According to research in Outliers: The Story of Success, it takes over 10,000 hours of practice to become an expert. However, you don’t have to wait that long to help your audience achieve success.
After getting some positive feedback on one of my recently completed courses, I took a moment to reflect on exactly what I had taught over its eight-week duration. Of course I had done what was expected of me, drawing from my business experience in the U.S. and my language teaching experience here in Japan. After thinking about this particular course, however, I also realized that I had shared quite a few tips from my never-ending experience as a Japanese leaner.
These tips didn’t come from any specific training or work experience from my past. They were simply things that had helped me overcome my language learning hurdles over the past five years. Many of those who attend my presentations and take my classes seem to appreciate strategies gleaned from my personal triumphs (and failures) with the Japanese language—sometimes just as much as the business and English content I’m trained to share.
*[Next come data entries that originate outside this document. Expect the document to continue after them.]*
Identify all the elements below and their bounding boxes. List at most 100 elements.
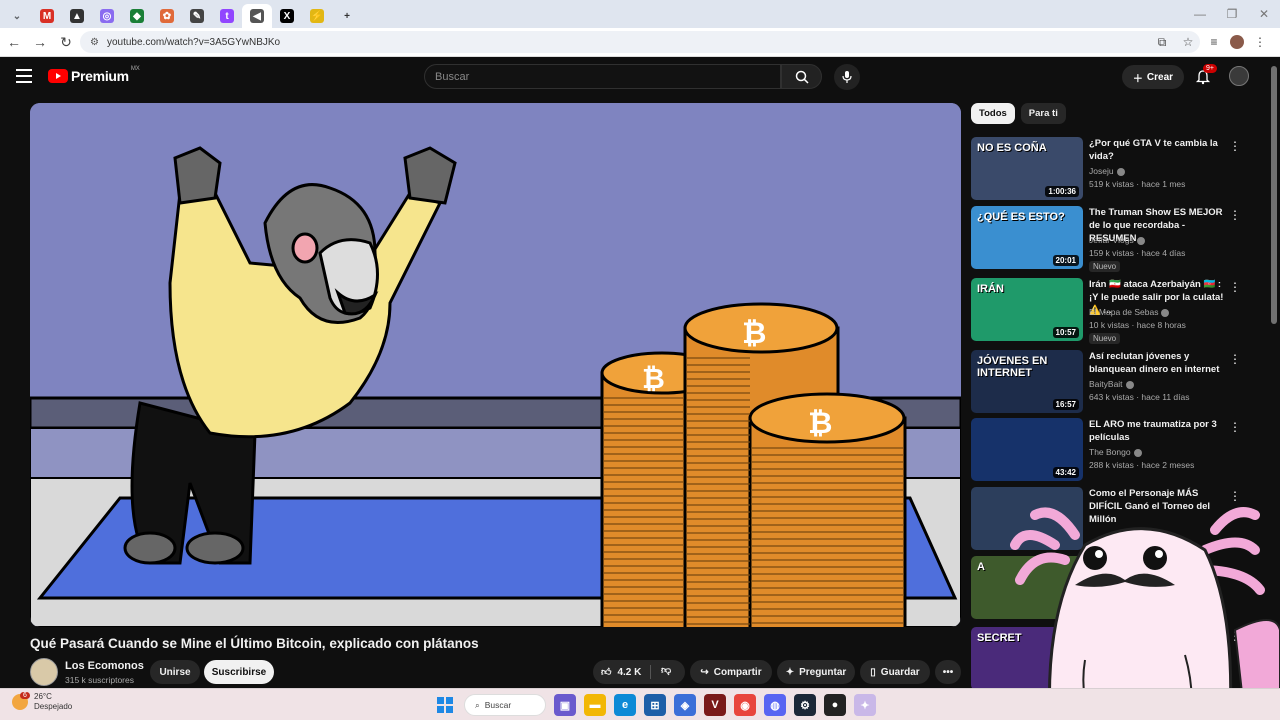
video-thumbnail[interactable]	[971, 487, 1083, 550]
store-icon[interactable]: ⊞	[644, 694, 666, 716]
notifications-button[interactable]: 9+	[1192, 64, 1217, 88]
app-icon-12[interactable]: ✦	[854, 694, 876, 716]
video-thumbnail[interactable]: NO ES COÑA 1:00:36	[971, 137, 1083, 200]
video-thumbnail[interactable]: JÓVENES EN INTERNET 16:57	[971, 350, 1083, 413]
recommended-video[interactable]: JÓVENES EN INTERNET 16:57 Así reclutan jóv…	[971, 350, 1261, 414]
close-window-icon[interactable]: ✕	[1248, 0, 1280, 28]
obs-icon[interactable]: ●	[824, 694, 846, 716]
account-avatar[interactable]	[1229, 66, 1249, 86]
recommended-title[interactable]: ¿Por qué GTA V te cambia la vida?	[1089, 137, 1229, 163]
forward-arrow-icon[interactable]: →	[28, 30, 52, 54]
video-thumbnail[interactable]: SECRET 39	[971, 627, 1083, 690]
widgets-icon[interactable]: ▣	[554, 694, 576, 716]
more-vert-icon[interactable]: ⋮	[1229, 629, 1241, 645]
share-button[interactable]: ↪ Compartir	[690, 660, 772, 684]
voice-search-button[interactable]	[834, 64, 860, 90]
taskbar-search[interactable]: ⌕ Buscar	[464, 694, 546, 716]
video-thumbnail[interactable]: A	[971, 556, 1083, 619]
tab-dropdown[interactable]: ⌄	[2, 4, 32, 28]
recommended-video[interactable]: IRÁN 10:57 Irán 🇮🇷 ataca Azerbaiyán 🇦🇿 : ¡…	[971, 278, 1261, 344]
save-button[interactable]: ▯ Guardar	[860, 660, 930, 684]
tab-app-4[interactable]: ◆	[122, 4, 152, 28]
tab-app-3[interactable]: ◎	[92, 4, 122, 28]
recommended-title[interactable]: T... S Tr... De ...	[1089, 627, 1229, 640]
create-button[interactable]: ＋ Crear	[1122, 65, 1184, 89]
video-thumbnail[interactable]: 43:42	[971, 418, 1083, 481]
search-button[interactable]	[781, 64, 822, 89]
recommended-channel[interactable]: Jeffar Vlogs	[1089, 235, 1134, 245]
file-explorer-icon[interactable]: ▬	[584, 694, 606, 716]
url-field[interactable]: ⚙ youtube.com/watch?v=3A5GYwNBJKo	[80, 31, 1200, 53]
sidebar-scrollbar[interactable]	[1271, 66, 1277, 324]
edge-icon[interactable]: e	[614, 694, 636, 716]
new-badge: Nuevo	[1089, 261, 1121, 272]
video-thumbnail[interactable]: IRÁN 10:57	[971, 278, 1083, 341]
join-button[interactable]: Unirse	[150, 660, 200, 684]
chip-todos[interactable]: Todos	[971, 103, 1015, 124]
more-vert-icon[interactable]: ⋮	[1229, 352, 1241, 368]
tab-app-10[interactable]: ⚡	[302, 4, 332, 28]
join-label: Unirse	[159, 666, 191, 678]
recommended-title[interactable]: Así reclutan jóvenes y blanquean dinero …	[1089, 350, 1229, 376]
video-player[interactable]: ₿ ₿ ₿	[30, 103, 961, 627]
recommended-channel[interactable]: The Bongo	[1089, 447, 1131, 457]
menu-hamburger-icon[interactable]	[16, 69, 32, 83]
profile-avatar[interactable]	[1230, 35, 1244, 49]
video-thumbnail[interactable]: ¿QUÉ ES ESTO? 20:01	[971, 206, 1083, 269]
recommended-title[interactable]: Como el Personaje MÁS DIFÍCIL Ganó el To…	[1089, 487, 1229, 526]
more-vert-icon[interactable]: ⋮	[1229, 139, 1241, 155]
tab-dropdown-icon: ⌄	[12, 10, 22, 22]
bookmark-star-icon[interactable]: ☆	[1178, 32, 1198, 52]
tab-app-6[interactable]: ✎	[182, 4, 212, 28]
more-vert-icon[interactable]: ⋮	[1229, 489, 1241, 505]
dislike-button[interactable]: 👎︎	[661, 664, 671, 676]
minimize-icon[interactable]: —	[1184, 0, 1216, 28]
more-vert-icon[interactable]: ⋮	[1229, 208, 1241, 224]
tab-twitch[interactable]: t	[212, 4, 242, 28]
start-windows-icon[interactable]	[434, 694, 456, 716]
tab-x[interactable]: X	[272, 4, 302, 28]
new-tab-button[interactable]: +	[332, 4, 362, 28]
ask-button[interactable]: ✦ Preguntar	[777, 660, 855, 684]
search-icon	[795, 70, 809, 84]
app-icon-6[interactable]: ◈	[674, 694, 696, 716]
tab-youtube-active[interactable]: ◀	[242, 4, 272, 28]
tab-app-5[interactable]: ✿	[152, 4, 182, 28]
browser-menu-icon[interactable]: ⋮	[1250, 32, 1270, 52]
recommended-video[interactable]: SECRET 39 T... S Tr... De ... ⋮	[971, 627, 1261, 691]
restore-icon[interactable]: ❐	[1216, 0, 1248, 28]
reading-list-icon[interactable]: ≡	[1204, 32, 1224, 52]
like-button[interactable]: 👍︎ 4.2 K 👎︎	[593, 660, 685, 684]
steam-icon[interactable]: ⚙	[794, 694, 816, 716]
recommended-channel[interactable]: El Mapa de Sebas	[1089, 307, 1158, 317]
more-vert-icon[interactable]: ⋮	[1229, 280, 1241, 296]
more-actions-button[interactable]: •••	[935, 660, 961, 684]
tab-gmail[interactable]: M	[32, 4, 62, 28]
search-input[interactable]: Buscar	[424, 64, 781, 89]
recommended-title[interactable]: EL ARO me traumatiza por 3 películas	[1089, 418, 1229, 444]
chip-para-ti[interactable]: Para ti	[1020, 103, 1066, 124]
install-app-icon[interactable]: ⧉	[1152, 32, 1172, 52]
chrome-icon[interactable]: ◉	[734, 694, 756, 716]
recommended-video[interactable]: A	[971, 556, 1261, 620]
weather-widget[interactable]: 6 26°C Despejado	[12, 692, 72, 712]
subscribe-button[interactable]: Suscribirse	[204, 660, 274, 684]
app-icon-7[interactable]: V	[704, 694, 726, 716]
recommended-meta: 288 k vistas · hace 2 meses	[1089, 460, 1195, 470]
channel-name[interactable]: Los Ecomonos	[65, 660, 144, 672]
recommended-video[interactable]: Como el Personaje MÁS DIFÍCIL Ganó el To…	[971, 487, 1261, 551]
thumbnail-text: ¿QUÉ ES ESTO?	[977, 211, 1065, 223]
recommended-channel[interactable]: Joseju	[1089, 166, 1114, 176]
discord-icon[interactable]: ◍	[764, 694, 786, 716]
tab-app-2[interactable]: ▲	[62, 4, 92, 28]
more-vert-icon[interactable]: ⋮	[1229, 420, 1241, 436]
site-info-icon[interactable]: ⚙	[90, 37, 99, 48]
channel-avatar[interactable]	[30, 658, 58, 686]
youtube-premium-logo[interactable]: Premium MX	[48, 66, 140, 84]
reload-icon[interactable]: ↻	[54, 30, 78, 54]
recommended-video[interactable]: ¿QUÉ ES ESTO? 20:01 The Truman Show ES MEJ…	[971, 206, 1261, 272]
recommended-video[interactable]: NO ES COÑA 1:00:36 ¿Por qué GTA V te cambi…	[971, 137, 1261, 201]
recommended-channel[interactable]: BaityBait	[1089, 379, 1123, 389]
back-arrow-icon[interactable]: ←	[2, 30, 26, 54]
recommended-video[interactable]: 43:42 EL ARO me traumatiza por 3 película…	[971, 418, 1261, 482]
So, in other words, your ability to help others achieve their goals doesn’t always hinge on your professional training or experience. Sometimes the simple fact that you can offer a unique perspective or path to reach a goal is enough to help someone else reach theirs. It’s easy for learners (language or otherwise) to fall into a rut of simply doing things the way they’ve always been done (regardless its effectiveness).
Sharing a new technique, tool, or perspective that helps your audience accomplish something can make a world of difference, whether or not you are an expert in your field.